Regarding "deserving to take it easy", a lot of people derive meaning from work. Whether it's fancy high-paid work or not. You mention helping family and friends in retirement. That is substituting unpaid care work for paid work. So you might mow their lawn, paint their house, drive them to appointments, and administer meds. That doesn't show up as "economic growth" but you are essentially planning to still do "work".


Dog walking can actually be incredibly dangerous for the elderly. Dog sees a squirrel, lunges for it, walker is thrown off balance, falls and breaks a bone. It’s very common.


PP. I agree with the risk. But presumably people will know their limits. And lots of seniors have dogs. That's how you know people have accidents with them.

If you just want to sit around on your butts from age 60 until you die, be my guest.


Uh, there’s a lot that people can do other than work, and that’s what people want to do. If you live to work, fine…but I feel sorry for you.

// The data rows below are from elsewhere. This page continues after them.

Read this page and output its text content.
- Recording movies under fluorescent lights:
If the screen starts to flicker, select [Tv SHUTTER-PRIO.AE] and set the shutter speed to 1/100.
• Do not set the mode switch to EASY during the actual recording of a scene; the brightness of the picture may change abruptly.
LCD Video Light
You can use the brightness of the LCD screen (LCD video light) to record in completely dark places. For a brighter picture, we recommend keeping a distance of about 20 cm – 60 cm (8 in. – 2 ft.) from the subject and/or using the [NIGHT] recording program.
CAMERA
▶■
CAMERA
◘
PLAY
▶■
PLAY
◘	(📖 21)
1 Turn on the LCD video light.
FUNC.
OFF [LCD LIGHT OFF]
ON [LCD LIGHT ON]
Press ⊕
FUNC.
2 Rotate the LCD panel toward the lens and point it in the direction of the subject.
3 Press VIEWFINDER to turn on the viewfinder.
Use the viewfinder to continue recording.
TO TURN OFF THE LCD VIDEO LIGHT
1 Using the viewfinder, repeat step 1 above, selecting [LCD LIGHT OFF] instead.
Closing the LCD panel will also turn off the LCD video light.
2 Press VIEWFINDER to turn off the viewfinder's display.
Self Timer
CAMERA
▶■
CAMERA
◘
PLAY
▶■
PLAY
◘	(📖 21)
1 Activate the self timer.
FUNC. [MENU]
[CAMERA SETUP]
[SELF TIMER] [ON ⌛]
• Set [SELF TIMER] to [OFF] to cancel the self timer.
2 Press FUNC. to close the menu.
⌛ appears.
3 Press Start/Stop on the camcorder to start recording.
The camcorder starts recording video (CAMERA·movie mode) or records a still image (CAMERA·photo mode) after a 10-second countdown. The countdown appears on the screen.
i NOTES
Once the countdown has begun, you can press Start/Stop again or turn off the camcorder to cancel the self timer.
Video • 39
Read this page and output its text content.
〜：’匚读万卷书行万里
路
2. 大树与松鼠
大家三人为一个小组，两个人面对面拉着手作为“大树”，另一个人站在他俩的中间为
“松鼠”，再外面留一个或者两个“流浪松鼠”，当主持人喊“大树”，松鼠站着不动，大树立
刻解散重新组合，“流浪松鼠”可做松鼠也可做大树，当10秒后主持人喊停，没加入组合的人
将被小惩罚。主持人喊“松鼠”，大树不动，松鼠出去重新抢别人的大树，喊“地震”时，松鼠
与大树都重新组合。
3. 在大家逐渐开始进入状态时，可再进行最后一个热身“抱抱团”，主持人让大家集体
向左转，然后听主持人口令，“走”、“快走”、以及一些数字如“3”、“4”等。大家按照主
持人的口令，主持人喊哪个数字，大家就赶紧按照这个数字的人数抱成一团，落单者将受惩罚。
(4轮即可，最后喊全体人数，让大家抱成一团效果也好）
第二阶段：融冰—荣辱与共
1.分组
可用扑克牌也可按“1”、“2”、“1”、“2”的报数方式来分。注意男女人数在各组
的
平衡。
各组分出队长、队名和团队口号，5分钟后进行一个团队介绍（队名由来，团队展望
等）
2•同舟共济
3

I don't live to work. I just don't get people whose retirement plan is to sit around their house and not really do anything. Cooking, crafting, walking around, the eternal golf, etc. The retired people that I know who are like this really don't do more than they did when they were working. And the whole work part disappears. To me it looks very boring and disconnected from society.


You do you. Let them do them. Good lord.


The topic of this thread is the risk of economic stagnation. My belief is that some older people would choose to work more if jobs were 1) available and 2) worth it financially.

I further believe a lot of people retire and muddle around because that's what is/was "normal". Not because they love that state of existence so much but because "it's what people do".

I do think that it's possible that American society will evolve in response to labor shortages. And that might involve opportunities for seniors.

Meanwhile other people are just saying they'd rather be euthanized, that old people have physical flaws, and that people have "earned" an imaginary right to retire from being socially productive. That's bleak.

It's not so much my love of work that keeps me commenting. It's that all these comments about how older people can't or shouldn't work suggest that there's no way out of a stagnant economy (to OP's question). America has different norms than Europe and Japan. I think we will take a different path with our aging population.

It seems that commenters have not reflected on crisis situations. If US government entitlements get cut, that will be a financial crisis for some. In wartime, we've seen people come into the labor force more fully. I think an economic crisis might have the same effect. However a long-term growing labor shortage doesn't have to have the drama of a war or stock-market crash. It can be fixed with HR policy adjustments and wage increases.


How old are you?
Anonymous
Anonymous wrote:My personal conspiracy theory that I believe in was that the government purposefully dropped the ball on Covid in order to dispose of a lot of elderly, sickly people quickly. I think the government will do the same for the next “big one.”